10. 日本障害フォーラム(JDF)関連事業
 障害者施策等に関するさまざま課題の解決のために貢献してきたJDFの活動に対する評価は高く、国や政党等への影響力も大変大きい。日身連は、その中心的な存在として、構成する関係団体とともに精力的に活動を行ってきた。
 また、障がい者制度改革推進会議で検討されてきた障害者制度改革と「第一次意見」及び「第二次意見」への理解と、地域における差別禁止条例づくりのためのフォーラムの開催等、地域への周知と意識啓発を行ってきた。
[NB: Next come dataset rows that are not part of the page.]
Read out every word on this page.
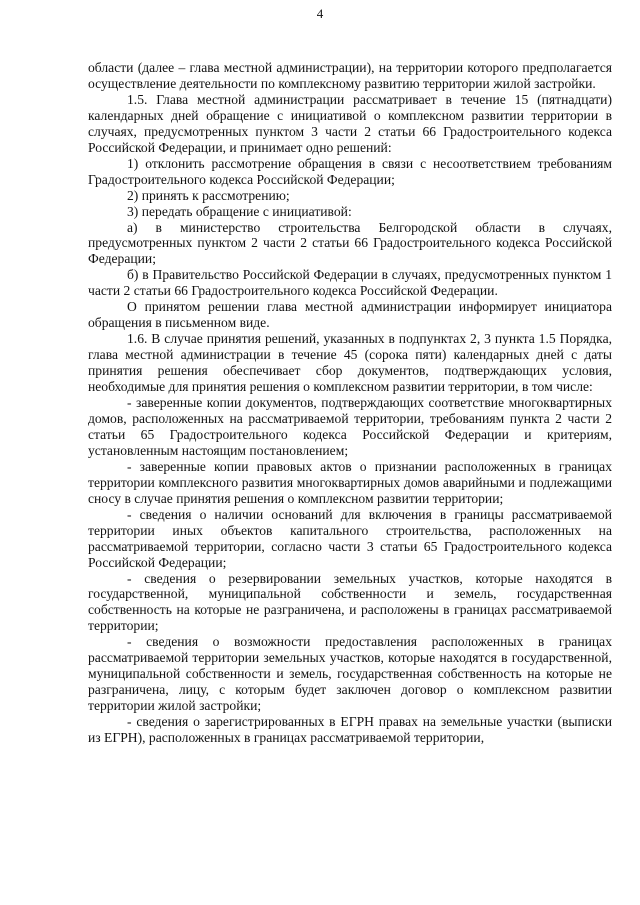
4

области (далее – глава местной администрации), на территории которого предполагается осуществление деятельности по комплексному развитию территории жилой застройки.

1.5. Глава местной администрации рассматривает в течение 15 (пятнадцати) календарных дней обращение с инициативой о комплексном развитии территории в случаях, предусмотренных пунктом 3 части 2 статьи 66 Градостроительного кодекса Российской Федерации, и принимает одно решений:

1) отклонить рассмотрение обращения в связи с несоответствием требованиям Градостроительного кодекса Российской Федерации;

2) принять к рассмотрению;

3) передать обращение с инициативой:

а) в министерство строительства Белгородской области в случаях, предусмотренных пунктом 2 части 2 статьи 66 Градостроительного кодекса Российской Федерации;

б) в Правительство Российской Федерации в случаях, предусмотренных пунктом 1 части 2 статьи 66 Градостроительного кодекса Российской Федерации.

О принятом решении глава местной администрации информирует инициатора обращения в письменном виде.

1.6. В случае принятия решений, указанных в подпунктах 2, 3 пункта 1.5 Порядка, глава местной администрации в течение 45 (сорока пяти) календарных дней с даты принятия решения обеспечивает сбор документов, подтверждающих условия, необходимые для принятия решения о комплексном развитии территории, в том числе:

- заверенные копии документов, подтверждающих соответствие многоквартирных домов, расположенных на рассматриваемой территории, требованиям пункта 2 части 2 статьи 65 Градостроительного кодекса Российской Федерации и критериям, установленным настоящим постановлением;

- заверенные копии правовых актов о признании расположенных в границах территории комплексного развития многоквартирных домов аварийными и подлежащими сносу в случае принятия решения о комплексном развитии территории;

- сведения о наличии оснований для включения в границы рассматриваемой территории иных объектов капитального строительства, расположенных на рассматриваемой территории, согласно части 3 статьи 65 Градостроительного кодекса Российской Федерации;

- сведения о резервировании земельных участков, которые находятся в государственной, муниципальной собственности и земель, государственная собственность на которые не разграничена, и расположены в границах рассматриваемой территории;

- сведения о возможности предоставления расположенных в границах рассматриваемой территории земельных участков, которые находятся в государственной, муниципальной собственности и земель, государственная собственность на которые не разграничена, лицу, с которым будет заключен договор о комплексном развитии территории жилой застройки;

- сведения о зарегистрированных в ЕГРН правах на земельные участки (выписки из ЕГРН), расположенных в границах рассматриваемой территории,
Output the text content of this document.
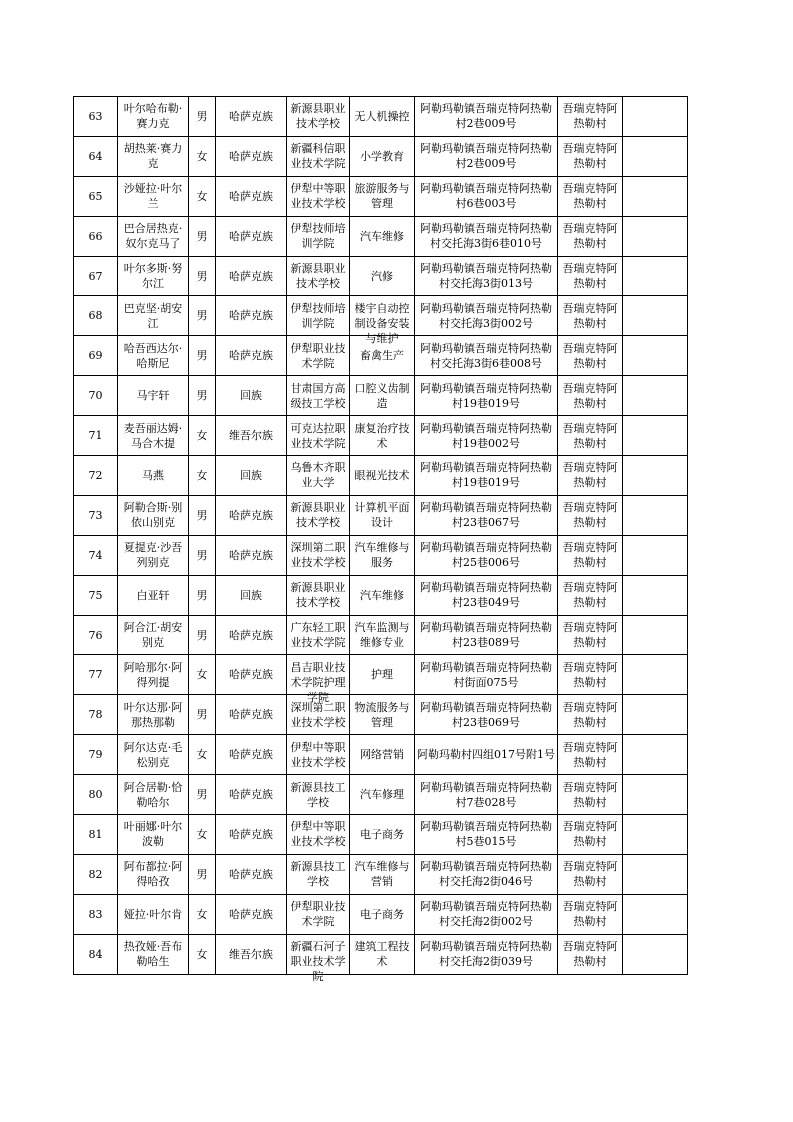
63	叶尔哈布勒·赛力克	男	哈萨克族	新源县职业技术学校	无人机操控	阿勒玛勒镇吾瑞克特阿热勒村2巷009号	吾瑞克特阿热勒村	

64	胡热莱·赛力克	女	哈萨克族	新疆科信职业技术学院	小学教育	阿勒玛勒镇吾瑞克特阿热勒村2巷009号	吾瑞克特阿热勒村	

65	沙娅拉·叶尔兰	女	哈萨克族	伊犁中等职业技术学校	旅游服务与管理	阿勒玛勒镇吾瑞克特阿热勒村6巷003号	吾瑞克特阿热勒村	

66	巴合居热克·奴尔克马了	男	哈萨克族	伊犁技师培训学院	汽车维修	阿勒玛勒镇吾瑞克特阿热勒村交托海3街6巷010号	吾瑞克特阿热勒村	

67	叶尔多斯·努尔江	男	哈萨克族	新源县职业技术学校	汽修	阿勒玛勒镇吾瑞克特阿热勒村交托海3街013号	吾瑞克特阿热勒村	

68	巴克坚·胡安江	男	哈萨克族	伊犁技师培训学院	楼宇自动控制设备安装与维护	阿勒玛勒镇吾瑞克特阿热勒村交托海3街002号	吾瑞克特阿热勒村	

69	哈吾西达尔·哈斯尼	男	哈萨克族	伊犁职业技术学院	畜禽生产	阿勒玛勒镇吾瑞克特阿热勒村交托海3街6巷008号	吾瑞克特阿热勒村	

70	马宇轩	男	回族	甘肃国方高级技工学校	口腔义齿制造	阿勒玛勒镇吾瑞克特阿热勒村19巷019号	吾瑞克特阿热勒村	

71	麦吾丽达姆·马合木提	女	维吾尔族	可克达拉职业技术学院	康复治疗技术	阿勒玛勒镇吾瑞克特阿热勒村19巷002号	吾瑞克特阿热勒村	

72	马燕	女	回族	乌鲁木齐职业大学	眼视光技术	阿勒玛勒镇吾瑞克特阿热勒村19巷019号	吾瑞克特阿热勒村	

73	阿勒合斯·别依山别克	男	哈萨克族	新源县职业技术学校	计算机平面设计	阿勒玛勒镇吾瑞克特阿热勒村23巷067号	吾瑞克特阿热勒村	

74	夏提克·沙吾列别克	男	哈萨克族	深圳第二职业技术学校	汽车维修与服务	阿勒玛勒镇吾瑞克特阿热勒村25巷006号	吾瑞克特阿热勒村	

75	白亚轩	男	回族	新源县职业技术学校	汽车维修	阿勒玛勒镇吾瑞克特阿热勒村23巷049号	吾瑞克特阿热勒村	

76	阿合江·胡安别克	男	哈萨克族	广东轻工职业技术学院	汽车监测与维修专业	阿勒玛勒镇吾瑞克特阿热勒村23巷089号	吾瑞克特阿热勒村	

77	阿哈那尔·阿得列提	女	哈萨克族	昌吉职业技术学院护理学院	护理	阿勒玛勒镇吾瑞克特阿热勒村街面075号	吾瑞克特阿热勒村	

78	叶尔达那·阿那热那勒	男	哈萨克族	深圳第二职业技术学校	物流服务与管理	阿勒玛勒镇吾瑞克特阿热勒村23巷069号	吾瑞克特阿热勒村	

79	阿尔达克·毛松别克	女	哈萨克族	伊犁中等职业技术学校	网络营销	阿勒玛勒村四组017号附1号	吾瑞克特阿热勒村	

80	阿合居勒·恰勒哈尔	男	哈萨克族	新源县技工学校	汽车修理	阿勒玛勒镇吾瑞克特阿热勒村7巷028号	吾瑞克特阿热勒村	

81	叶丽娜·叶尔波勒	女	哈萨克族	伊犁中等职业技术学校	电子商务	阿勒玛勒镇吾瑞克特阿热勒村5巷015号	吾瑞克特阿热勒村	

82	阿布都拉·阿得哈孜	男	哈萨克族	新源县技工学校	汽车维修与营销	阿勒玛勒镇吾瑞克特阿热勒村交托海2街046号	吾瑞克特阿热勒村	

83	娅拉·叶尔肯	女	哈萨克族	伊犁职业技术学院	电子商务	阿勒玛勒镇吾瑞克特阿热勒村交托海2街002号	吾瑞克特阿热勒村	

84	热孜娅·吾布勒哈生	女	维吾尔族	新疆石河子职业技术学院	建筑工程技术	阿勒玛勒镇吾瑞克特阿热勒村交托海2街039号	吾瑞克特阿热勒村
 このような活動を、障がい者制度改革推進会議の「第一次意見」及び「第二次意見」を踏まえた障害者制度改革の実現と結びつけ、そして、目標とする「障害者権利条約」批准に向けて、きちんとした法制度の整備とともに、批准が実現できるよう、日身連は、加盟団体の協力とともに、JDFと連携し、その中軸として、さらに活動を精力的に行っていく。